Plus tard le téléphone est branché dans le bureau, c’est passé la porte de droite, la toute petite pièce où tout le monde regarde la télévision et un seul fauteuil bien en face et c’est pour le fils aîné, et quand lui parti pour son frère. Un énorme bureau en bois massif avec dorures cuivrées aux tiroirs mange tout le centre de la pièce et jamais aucune chaise pour s’y asseoir. Une bibliothèque couvre tout un pan de mur et en bas, sur la dernière étagère tiroir, l’appareil gris clair à cadran beige. On aimerait le tirer jusqu’au canapé mais le fil torsadé ne le permet pas, même en prenant le temps de détourner et séparer les anneaux plastifiés dans l’espoir de gagner quelques centimètres. A côté de lui un tourne-disque avec un couvercle transparent épousseté régulièrement. Et elle dit en le désignant de la tête, quand on lui demande si elle écoute de la musique, non jamais, j’aurais trop peur d’être en train d’écouter et que le téléphone sonne pour m’annoncer qu’il leur est arrivé quelque chose, au même moment qu’elle se faisait plaisir, à ses gamins qui ne vivent plus là. L’aîné est marié et vit loin dans une autre province. Alors le téléphone coute cher, parce que ce n’est pas une communication locale. Ils ont instauré un système pour aider leur gamin. Il sonne trois fois et raccroche. Ainsi elle sait que c’est lui et elle compose son numéro elle-même pour ne pas que ça lui coûte des sous. Peut-être se dit-elle qu’ainsi il appellera plus souvent. Elle a toujours une oreille à l’affût. Des fois qu’il téléphonerait. Qu’il aurait besoin de quelque chose, elle dit. Parfois elle l’entend même quand il ne sonne pas. Et le père se moque, dit qu’elle entend des voix.
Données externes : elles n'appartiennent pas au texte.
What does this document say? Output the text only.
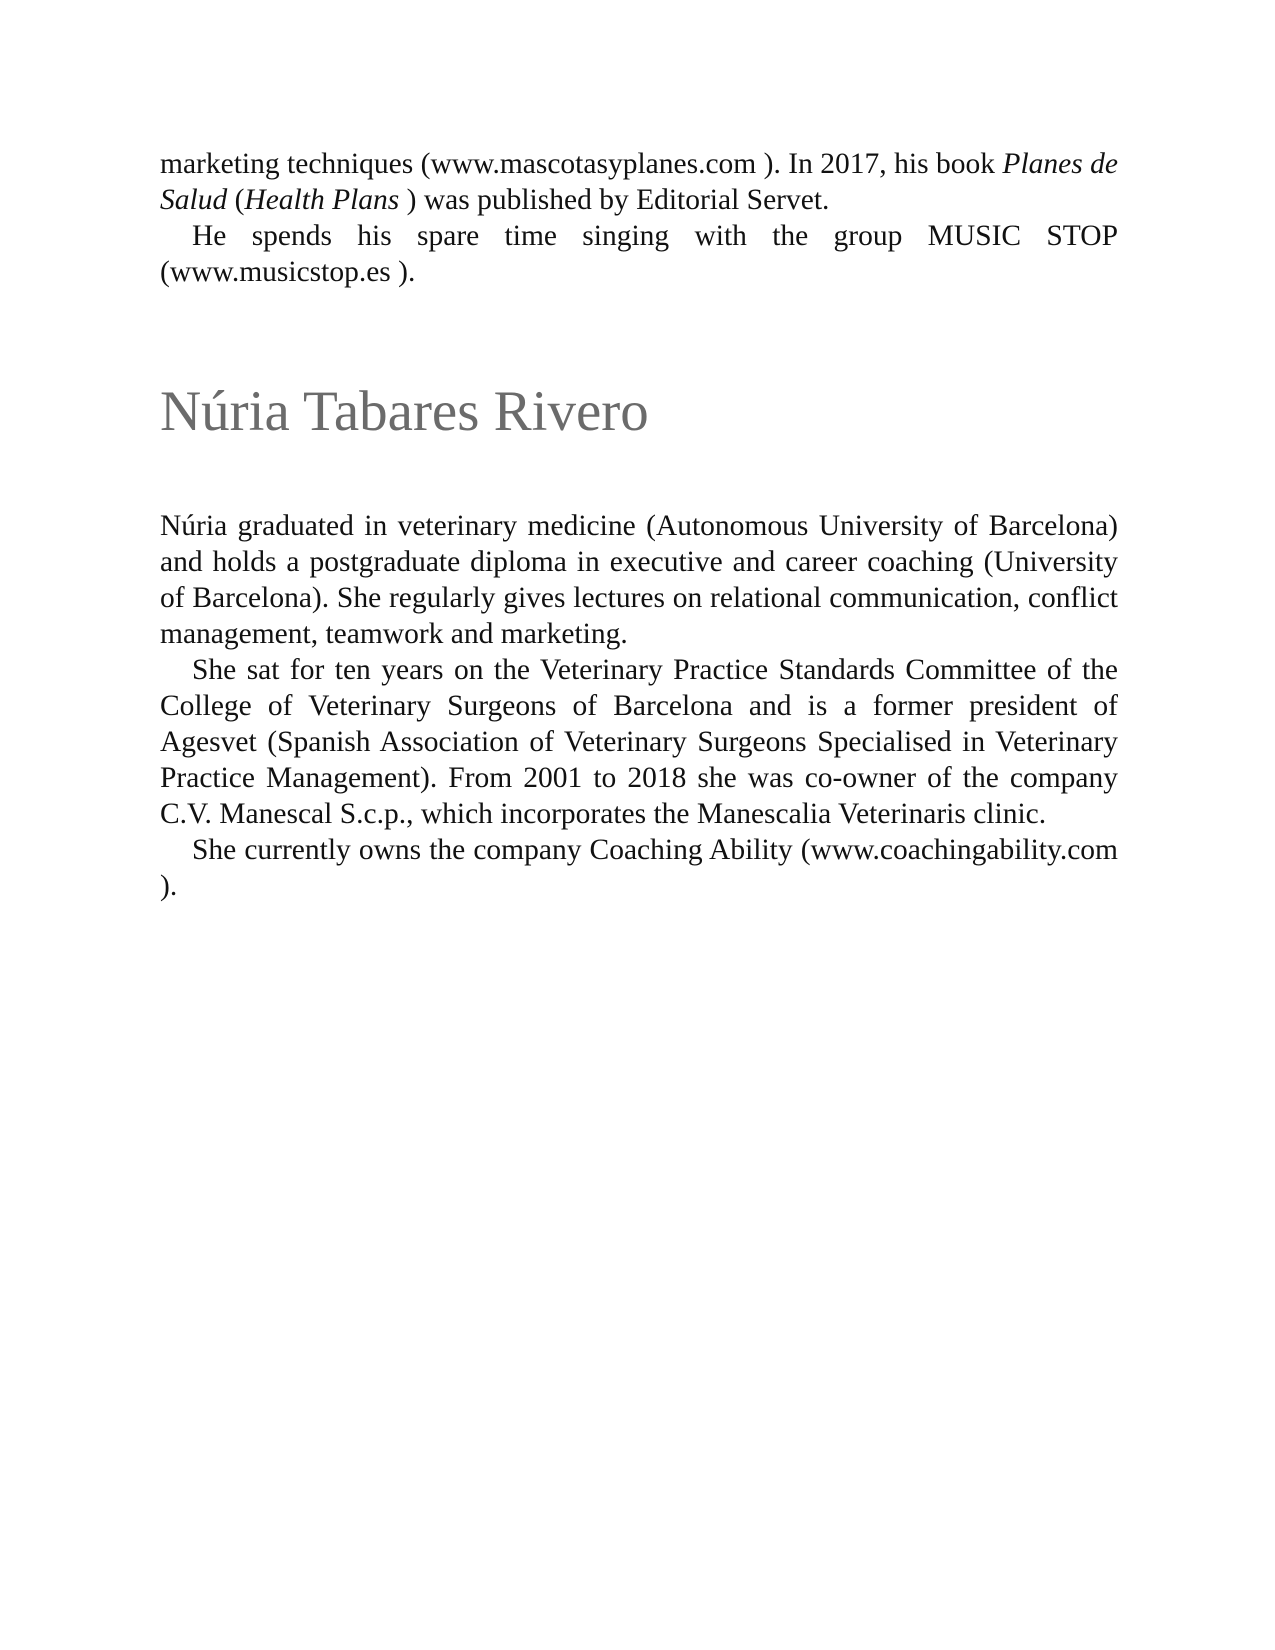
marketing techniques (www.mascotasyplanes.com ). In 2017, his book Planes de Salud (Health Plans ) was published by Editorial Servet.

He spends his spare time singing with the group MUSIC STOP (www.musicstop.es ).

Núria Tabares Rivero

Núria graduated in veterinary medicine (Autonomous University of Barcelona) and holds a postgraduate diploma in executive and career coaching (University of Barcelona). She regularly gives lectures on relational communication, conflict management, teamwork and marketing.

She sat for ten years on the Veterinary Practice Standards Committee of the College of Veterinary Surgeons of Barcelona and is a former president of Agesvet (Spanish Association of Veterinary Surgeons Specialised in Veterinary Practice Management). From 2001 to 2018 she was co-owner of the company C.V. Manescal S.c.p., which incorporates the Manescalia Veterinaris clinic.

She currently owns the company Coaching Ability (www.coachingability.com ).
N’empêche, être sur le qui-vive, c’est sa façon à elle de garder un lien permanent avec son fils, depuis qu’il est parti loin, dans la province voisine.
bouleversante attente de la mère, suspendue au fil tourmenté du téléphone, cordon ombilical insoluble dans le temps, et la distance d’avec les enfants, les fils en l’occurrence : les « fils » (ironie orthographique), comme rompus…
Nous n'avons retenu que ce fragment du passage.